Para subir al cielo, hay que descender
La situación actual que vivimos como humanidad, nos ha enseñado muchísimas cosas y nos ha ayudado a mejorar en algunos aspectos, sin embargo, hay un aspecto demasiado preocupante que se ha venido haciendo cada vez más frecuente en las relaciones humanas: El miedo a las otras personas, lo que lleva a vivir a muchas personas ensimismadas y a buscar el bien de manera personal e individual.
En la vida cristiana, este fenómeno no es ajeno porque nos estamos creyendo la idea de que, el camino espiritual es una cosa entre Dios y yo, y que la fe se debe vivir exclusivamente de manera personal, lo cual nos está llevando a olvidar la vida de comunidad, y en consecuencia, el no compartir la fe y testimonio con los demás para avanzar espiritualmente. Hemos olvidado que Dios no hizo una alianza contigo ni conmigo, sino con Su pueblo, por lo que la salvación no se entiende de manera individual, sino comunitaria. Mi acercamiento a Dios me tiene que hacer más iglesia, más comunidad, más miembro de ese pueblo que va a ser salvo por Dios.
Una de las razones principales de este intimismo en el cual estamos cayendo, es porque nos hemos alejado del amor, de aquel amor primero.
Conozco tus obras, tu fatiga y tu paciencia; que no puedes soportar a los malvados y que has puesto a prueba a los que se dicen apóstoles y no lo son, y los encontraste mentirosos; que tienes paciencia y has sufrido por mi nombre, sin desfallecer. Pero tengo contra ti que has perdido la caridad que tenías al principio.
Apocalipsis 2, 2 – 4.
Hoy nuestros corazones están quebrados, estamos enfermos y heridos, y es por eso que hacemos un Dios a mi cabeza, lo que nos lleva muchas veces a querer que el prójimo sea como nosotros queremos que sea, y que se hagan las cosas como nosotros queremos hacerlas, y para poder sanar, lo tenemos que hacer a la luz de Cristo. Como nos dice el Papa Francisco:
Todos tenemos enfermedades espirituales, y no podemos curarlas nosotros solos. Necesitamos que Jesús nos cure; es necesario presentarle nuestras heridas y decirle: 'Jesús, estoy aquí ante Ti, con mi pecado, con mis miserias. Tu puedes liberarme. Sana mi corazón'. - Papa Francisco.
Ahora bien, sanar a la luz de Cristo, implica conocerlo, y si queremos realmente conocerlo, es necesario que primero aprendamos a conocernos a nosotros mismos, porque nos hemos hecho expertos en las vidas ajenas, y perdemos prácticamente cualquier tipo de examen de conciencia a profundidad nuestra. Nos hemos vuelto expertos en identificar enfermedades ajenas, pero nos anestesiamos para identificar las propias.
La iglesia siempre se ha beneficiado más de la revisión de la propia conciencia, que de la conciencia de los demás. - San Juan de Ávila.

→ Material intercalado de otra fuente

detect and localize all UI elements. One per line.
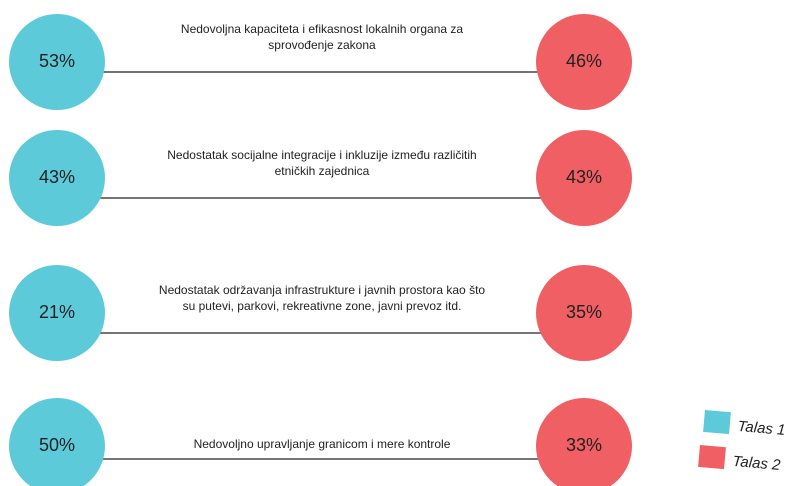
wave-2-value: 43%: [566, 167, 602, 187]
wave-2-circle: [536, 398, 632, 486]
wave-1-circle: [9, 398, 105, 486]
legend-item: Talas 1: [703, 410, 786, 439]
wave-2-circle: [536, 14, 632, 110]
wave-2-value: 46%: [566, 51, 602, 71]
wave-1-circle: [9, 14, 105, 110]
row-label: Nedostatak socijalne integracije i inklu…: [167, 148, 476, 162]
legend-swatch: [703, 410, 731, 435]
wave-1-circle: [9, 265, 105, 361]
row-label: Nedovoljno upravljanje granicom i mere k…: [194, 437, 451, 451]
legend-item: Talas 2: [698, 445, 782, 474]
wave-1-value: 21%: [39, 302, 75, 322]
wave-1-value: 50%: [39, 435, 75, 455]
row-label: etničkih zajednica: [275, 164, 370, 178]
row-label: sprovođenje zakona: [268, 38, 376, 52]
wave-2-value: 35%: [566, 302, 602, 322]
wave-2-value: 33%: [566, 435, 602, 455]
legend-label: Talas 2: [732, 453, 782, 474]
wave-1-value: 43%: [39, 167, 75, 187]
row-label: Nedovoljna kapaciteta i efikasnost lokal…: [181, 22, 464, 36]
legend-label: Talas 1: [737, 418, 786, 439]
wave-2-circle: [536, 130, 632, 226]
wave-1-value: 53%: [39, 51, 75, 71]
wave-1-circle: [9, 130, 105, 226]
legend-swatch: [698, 445, 726, 470]
row-label: su putevi, parkovi, rekreativne zone, ja…: [183, 299, 462, 313]
row-label: Nedostatak održavanja infrastrukture i j…: [159, 283, 485, 297]
wave-2-circle: [536, 265, 632, 361]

Y entonces, es por eso que, sin el autoconocimiento corremos el riesgo de que nuestras ideas sobre nosotros, sobre Dios, sobre nuestra misión y vida, sean meras proyecciones. Yo no me puedo dar a los otros de verdad, si primero no me tengo a mí mismo. No me puedo comunicar correctamente con los otros, si primero no me experimento como soy yo, y muchas veces no soy quién soy, porque vivo lejos de mí, en la superficie. De esta manera, seré yo mismo cuando deje de ser a mi medida, para empezar a ser yo en la medida de Cristo, siendo así, que cuanto más me asemejo a Jesús, cuánto más tengo los sentimientos y actitudes de Jesús, soy más yo. Pero no se trata de entrar a mí mismo, y quedarme conmigo mismo, sino que se entra en sí mismo para así olvidarme de mí mismo y amar a Dios y a mi prójimo.
La salvación no está dentro de mí, está en salir de mí mismo. La semejanza a Jesús se prueba en la comunidad, porque cuando me encuentro con Él, ahí me encuentro a mí mismo y encuentro la paz y así puedo ayudar a otros a encontrar la paz.

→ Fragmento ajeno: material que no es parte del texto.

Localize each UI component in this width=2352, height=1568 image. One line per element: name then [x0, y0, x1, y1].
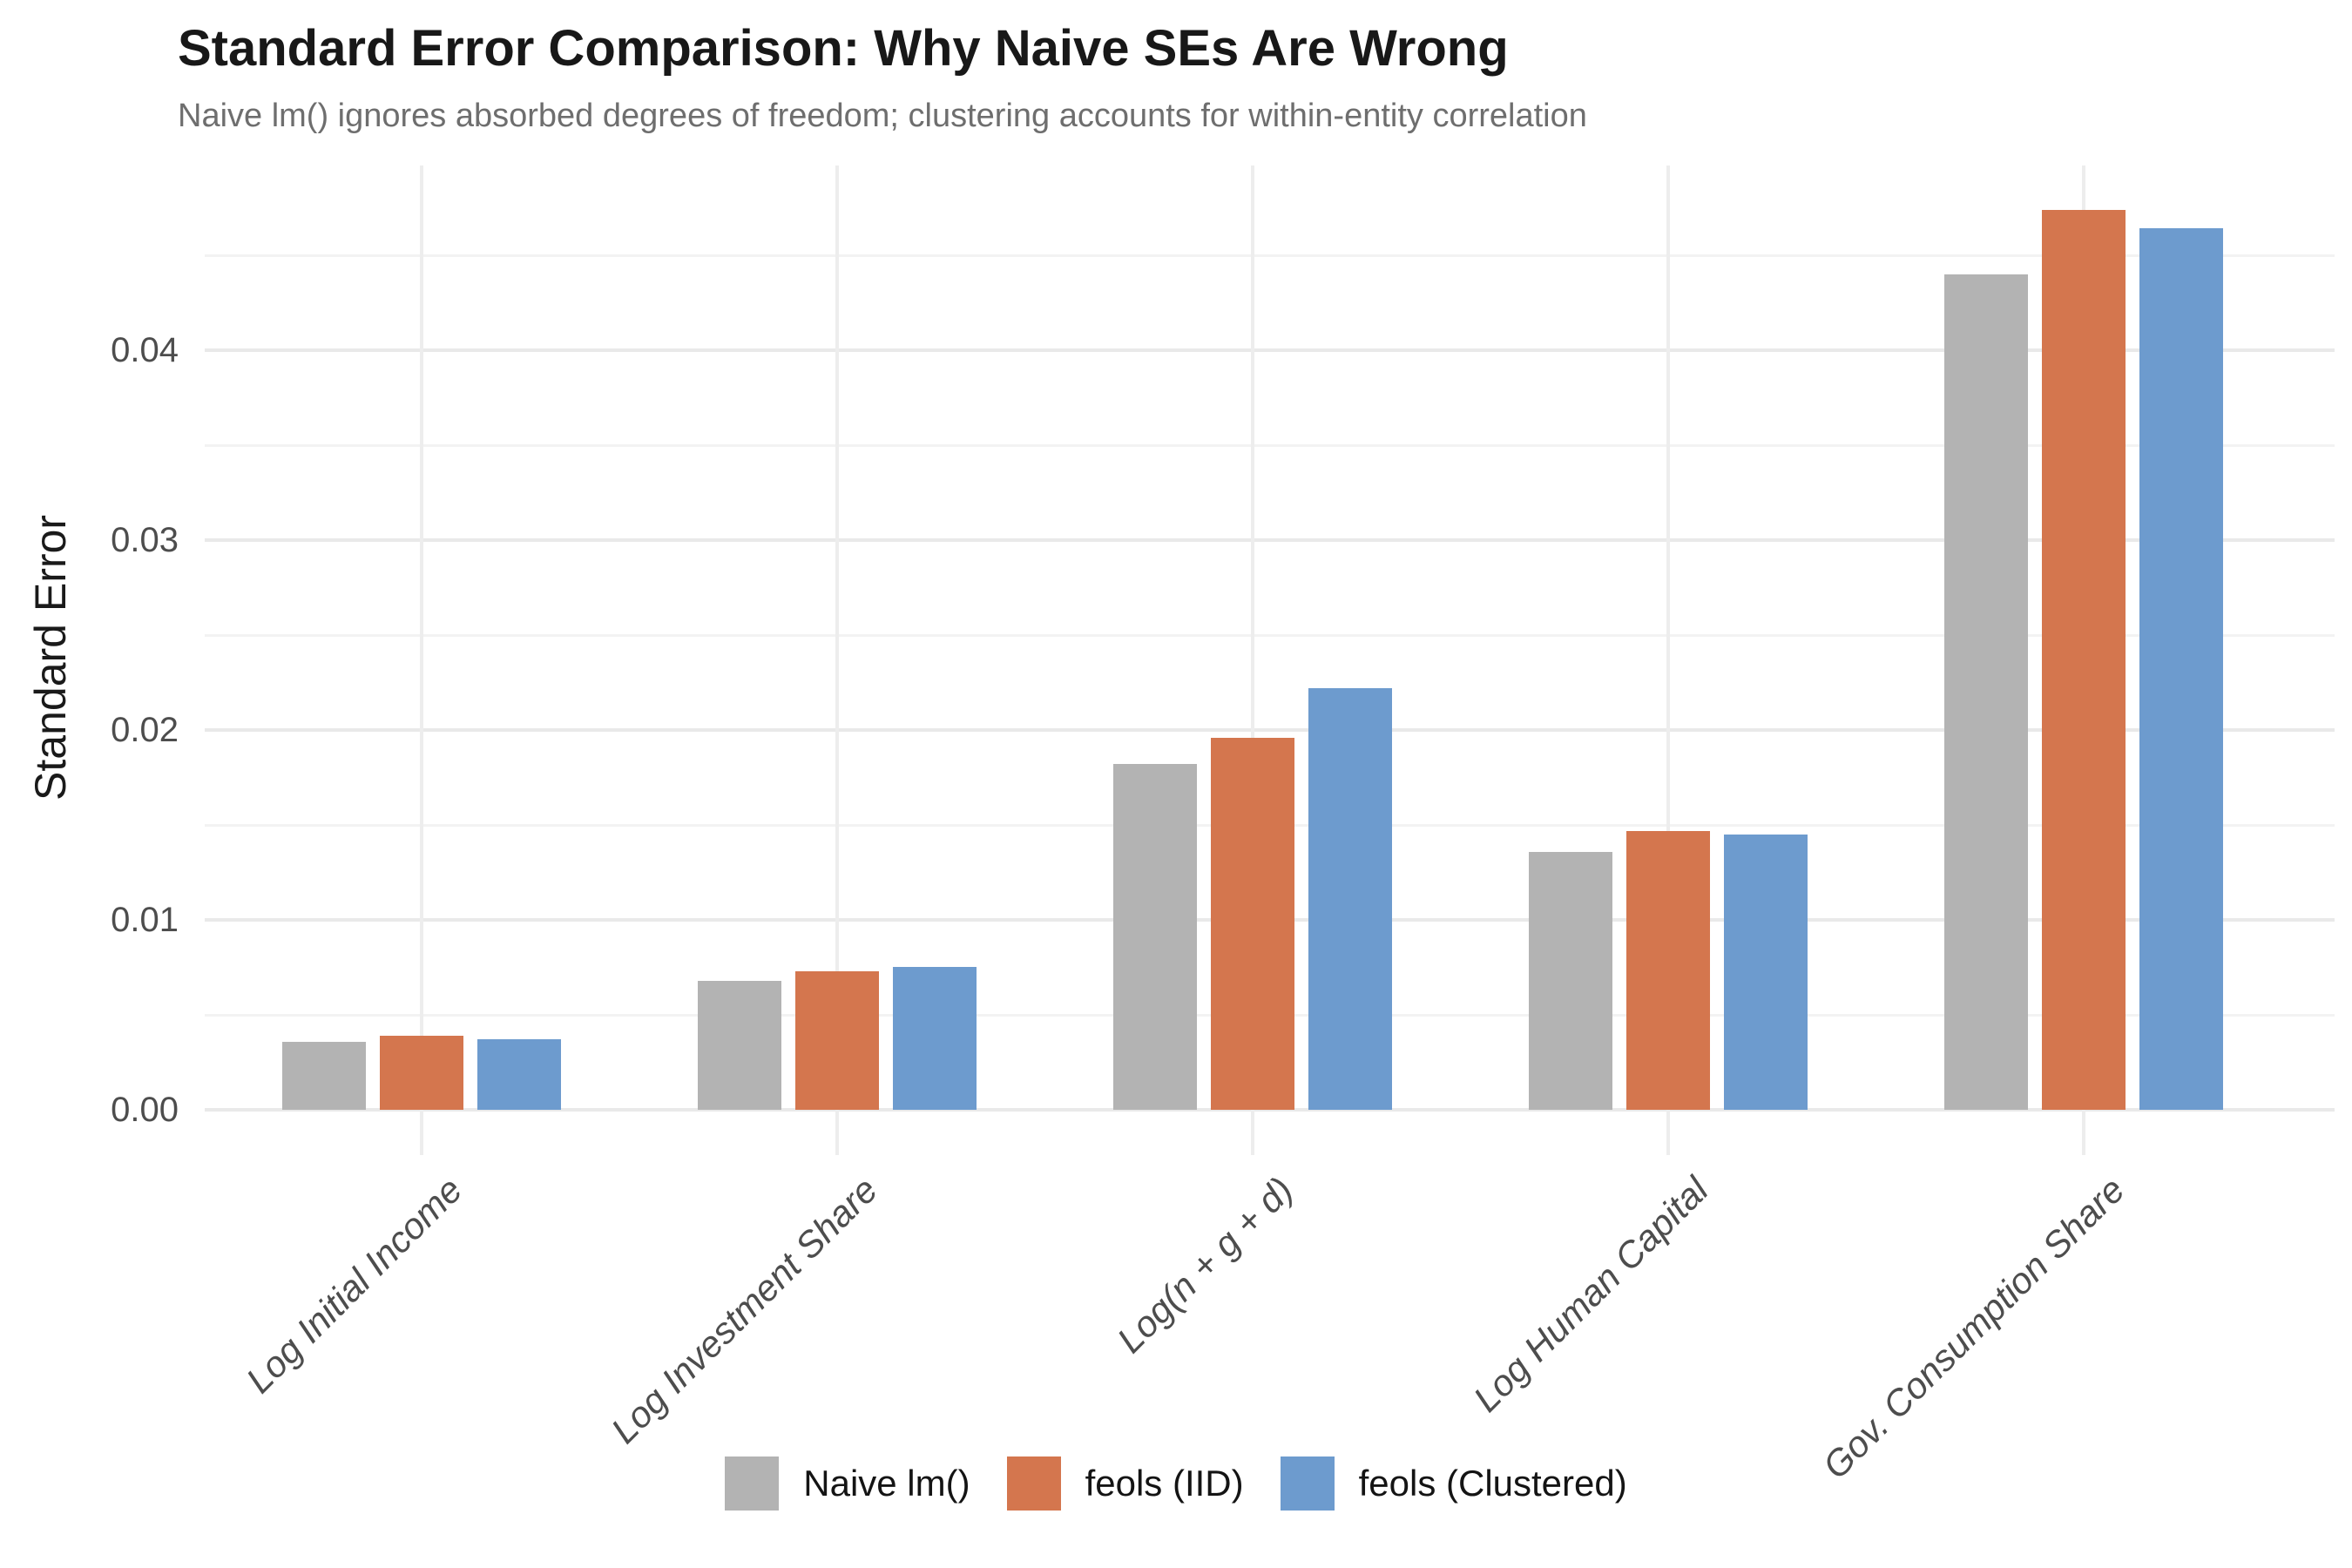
bar-feols-iid- — [2042, 210, 2126, 1110]
bar-feols-iid- — [1211, 738, 1294, 1110]
chart-title: Standard Error Comparison: Why Naive SEs… — [178, 20, 1509, 77]
y-tick-label: 0.02 — [111, 711, 179, 749]
x-category-label: Log Investment Share — [603, 1169, 886, 1451]
bar-feols-iid- — [380, 1036, 463, 1110]
vertical-gridline — [835, 166, 839, 1155]
x-category-label: Log Human Capital — [1465, 1169, 1717, 1420]
y-tick-label: 0.00 — [111, 1091, 179, 1129]
gridline-major — [205, 728, 2335, 732]
bar-naive-lm- — [1529, 852, 1612, 1110]
legend-item: feols (Clustered) — [1280, 1456, 1627, 1511]
legend-swatch — [1006, 1456, 1061, 1511]
x-category-label: Gov. Consumption Share — [1814, 1169, 2132, 1487]
gridline-major — [205, 348, 2335, 352]
y-tick-label: 0.01 — [111, 901, 179, 939]
x-category-label: Log Initial Income — [238, 1169, 470, 1402]
legend-label: feols (IID) — [1085, 1463, 1244, 1504]
x-category-label: Log(n + g + d) — [1109, 1169, 1301, 1361]
vertical-gridline — [1666, 166, 1670, 1155]
legend-label: Naive lm() — [803, 1463, 970, 1504]
legend-item: feols (IID) — [1006, 1456, 1244, 1511]
legend: Naive lm() feols (IID) feols (Clustered) — [0, 1456, 2352, 1511]
bar-feols-iid- — [1626, 831, 1710, 1110]
gridline-minor — [205, 254, 2335, 257]
chart-subtitle: Naive lm() ignores absorbed degrees of f… — [178, 98, 1587, 134]
bar-naive-lm- — [282, 1042, 366, 1110]
bar-feols-clustered- — [893, 967, 977, 1110]
legend-label: feols (Clustered) — [1358, 1463, 1627, 1504]
gridline-major — [205, 538, 2335, 542]
bar-feols-clustered- — [1724, 835, 1808, 1110]
bar-feols-clustered- — [477, 1039, 561, 1110]
gridline-major — [205, 1108, 2335, 1112]
legend-item: Naive lm() — [725, 1456, 970, 1511]
y-tick-label: 0.04 — [111, 331, 179, 369]
vertical-gridline — [420, 166, 423, 1155]
bar-naive-lm- — [698, 981, 781, 1110]
bar-naive-lm- — [1944, 274, 2028, 1110]
gridline-minor — [205, 634, 2335, 637]
legend-swatch — [725, 1456, 780, 1511]
y-axis-title: Standard Error — [26, 515, 75, 801]
vertical-gridline — [1251, 166, 1254, 1155]
gridline-minor — [205, 444, 2335, 447]
bar-feols-clustered- — [1308, 688, 1392, 1110]
legend-swatch — [1280, 1456, 1335, 1511]
bar-naive-lm- — [1113, 764, 1197, 1110]
bar-feols-clustered- — [2139, 228, 2223, 1110]
y-tick-label: 0.03 — [111, 521, 179, 559]
bar-feols-iid- — [795, 971, 879, 1110]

Es descendiendo a nuestra condición terrena que entramos verdaderamente en contacto con el cielo, descendiendo a nuestras propias pasiones, descendiendo a nuestra voluntad, descendiendo a nuestro intimismo y egoísmo... solamente así podemos permitir que crezca Dios en nosotros, para darnos a los demás y elevarnos a Dios.
Para subir al cielo, hay que descender.